[whatwg] Re: <section> and headings and other threads

Ian Hickson ian at hixie.ch
Tue Apr 5 07:53:46 PDT 2005


Ok, the spec has been updated to define headings and sections:

   http://whatwg.org/specs/web-apps/current-work/#sectioning

(Only section 2.4 and its subsections; ignore sections from 2.5 onwards.)

Comments?


Below is my response to all the header-related feedback received so far.

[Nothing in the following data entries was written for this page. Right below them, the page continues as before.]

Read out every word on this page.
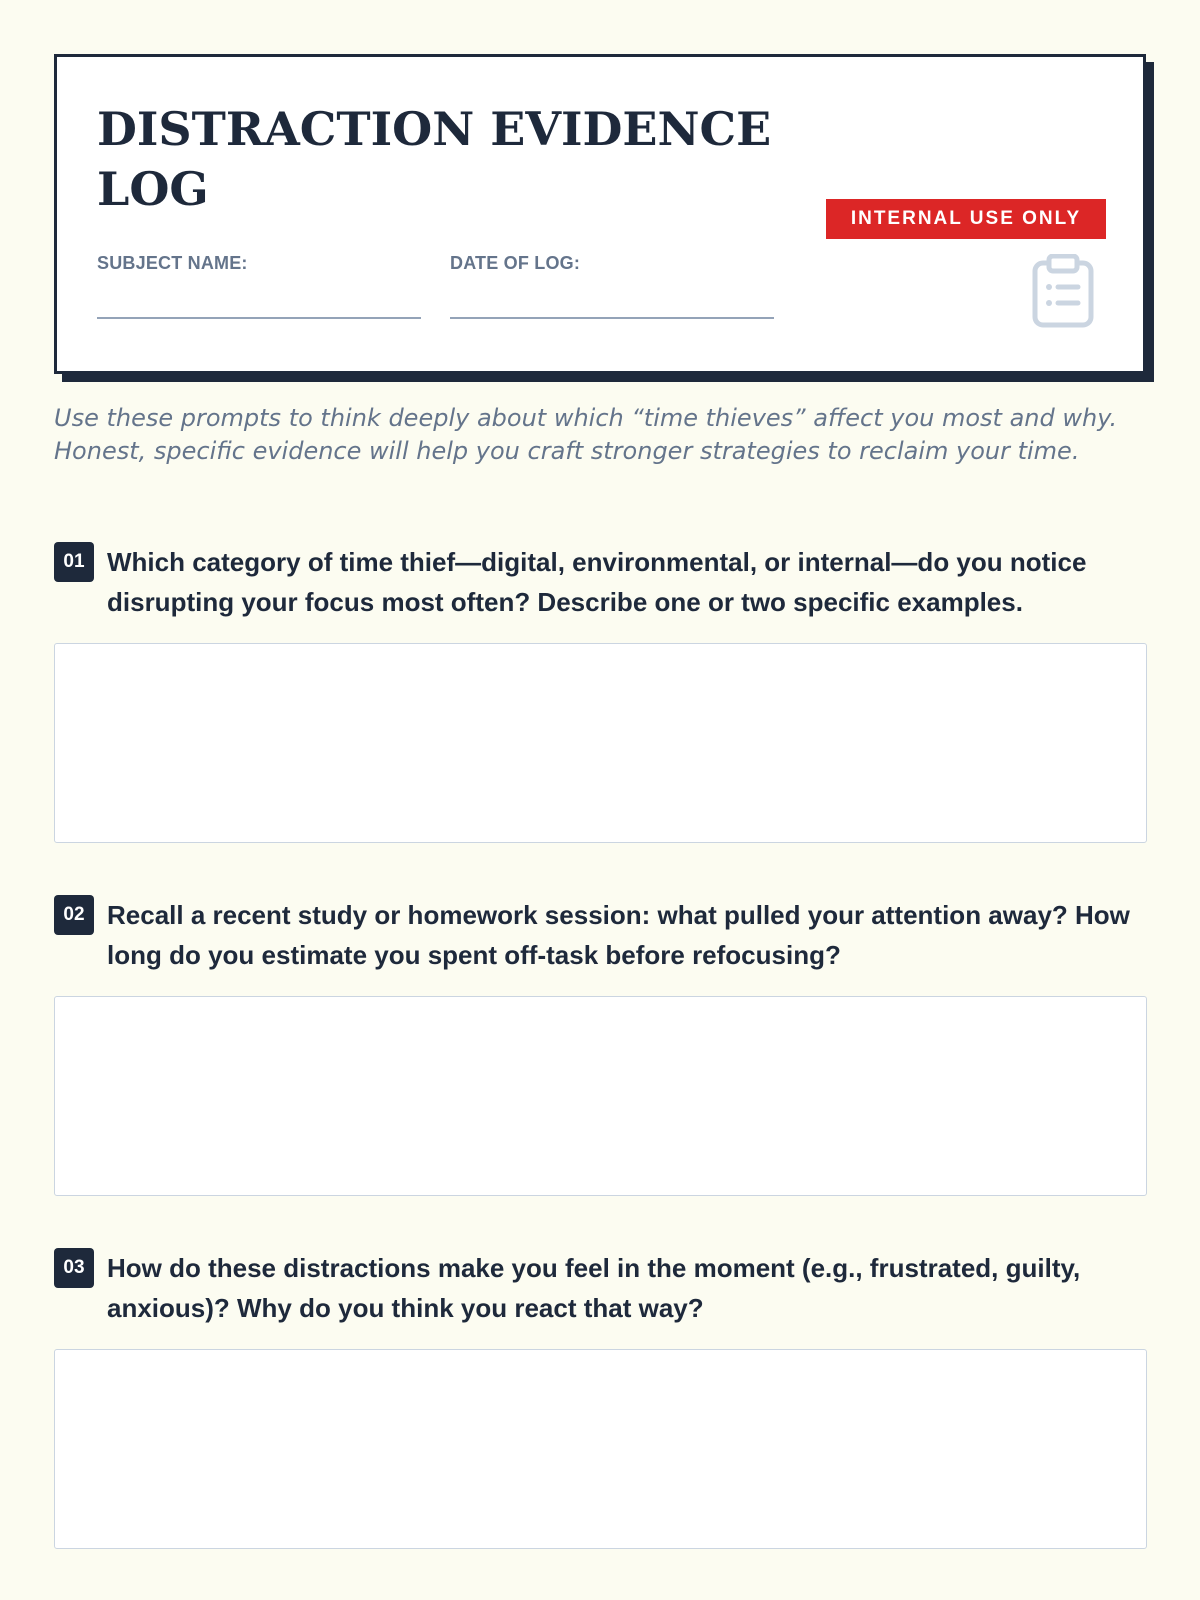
DISTRACTION EVIDENCE LOG
INTERNAL USE ONLY
SUBJECT NAME:	DATE OF LOG:

Use these prompts to think deeply about which “time thieves” affect you most and why. Honest, specific evidence will help you craft stronger strategies to reclaim your time.

01 Which category of time thief—digital, environmental, or internal—do you notice disrupting your focus most often? Describe one or two specific examples.

02 Recall a recent study or homework session: what pulled your attention away? How long do you estimate you spent off-task before refocusing?

03 How do these distractions make you feel in the moment (e.g., frustrated, guilty, anxious)? Why do you think you react that way?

On Sat, 13 Nov 2004, Laurens Holst wrote:
> >
> > Well, <h> wouldn't be backwards compatible at all. At least <h1> would 
> > look like a heading of sorts.
> 
> I give you one abbreviation: CSS.

Lynx doesn't support CSS.


> > >  <h1>Foo</h1>
> > >  <section>
> > >   <h3>Bar</h3>
> > >   <h6>Quuz</h6>
> > >  </section>
> > > 
> > > Would be the same as H1, H2, H2, right?
> > 
> > Yes.

Actually in the model now in the spec that would be equivalent to three 
nested sections with H1, H2, H3 headers.


> Arbitrary heading elements (1 out of 6) are incredibly verbose to express in
> CSS, and you'd have to place h1|h2|h3|h4|h5|h6 in any XPath expression as
> well. So in practice, I don't think this is a good option.
> 
> section h1, section h2, section h3, section h4, section h5, section h6 {
> 	font-size: xx-large;
> }
> section section h1, section section h2, section section h3, section section
> h4, section section h5, section section h6 {
> 	font-size: xx-large;
> }
> 
> etc.
> 
> This should visually be the same as h1, h3, h6 and semantically the same as
> sections with weird headings inside.

I haven't looked into the styling solution yet but it is definitely by 
opinion that CSS should adapt to fit the markup and not the other way 
around. Since I'm on the CSSWG and an editor of the Selectors spec, I can 
work directly with the CSSWG on this. :-)


> > And if we don't redefine <h1> (and <h2> to <h6>), then you end up with 
> > the weird situation of having six elements which could easily be used 
> > but end up with meaningless semantics. (And they would be inline 
> > elements in legacy UAs, which is even worse.)
> 
> XHTML 2.0 does this.

I disagree with many of XHTML2's design decisions.


> > e.g. at the moment, this:
> > 
> >    <body>
> >     <h1>A</h1>
> >     <section>
> >      <h2>A.1</h2>
> >      <section>
> >       <h3>A.1.1</h3>
> >      </section>
> >     </section>
> >    </body>
> > 
> > ...makes sense, but if we say you have to use a new element for
> > headers, then the above is now meaningless and trying to make an
> > outline from it would not do anything useful.
> 
> That's just not true, or I'm missing your point.
> 
> Try making a tree view of a document based on h1...h6 headings.
> CSS: euh...
> XSLT: euh...

I can't speak for XSLT, but for CSS it would be something like:

   section { padding: 2em; border-left: 2px solid red; }

...which is in fact exactly what you wrote for the <h> version:

> Now try making a tree view based on h headings.
> CSS: section { padding: 2em; border-left: 2px solid red; }

I'm not sure what the problem is.


> >  3. It shouldn't be too easy to end up with meaningless markup when
> >     doing either of the above. So a random <h4> in the middle of an
> >     <h2> and an <h3> has to be defined as meaning _something_.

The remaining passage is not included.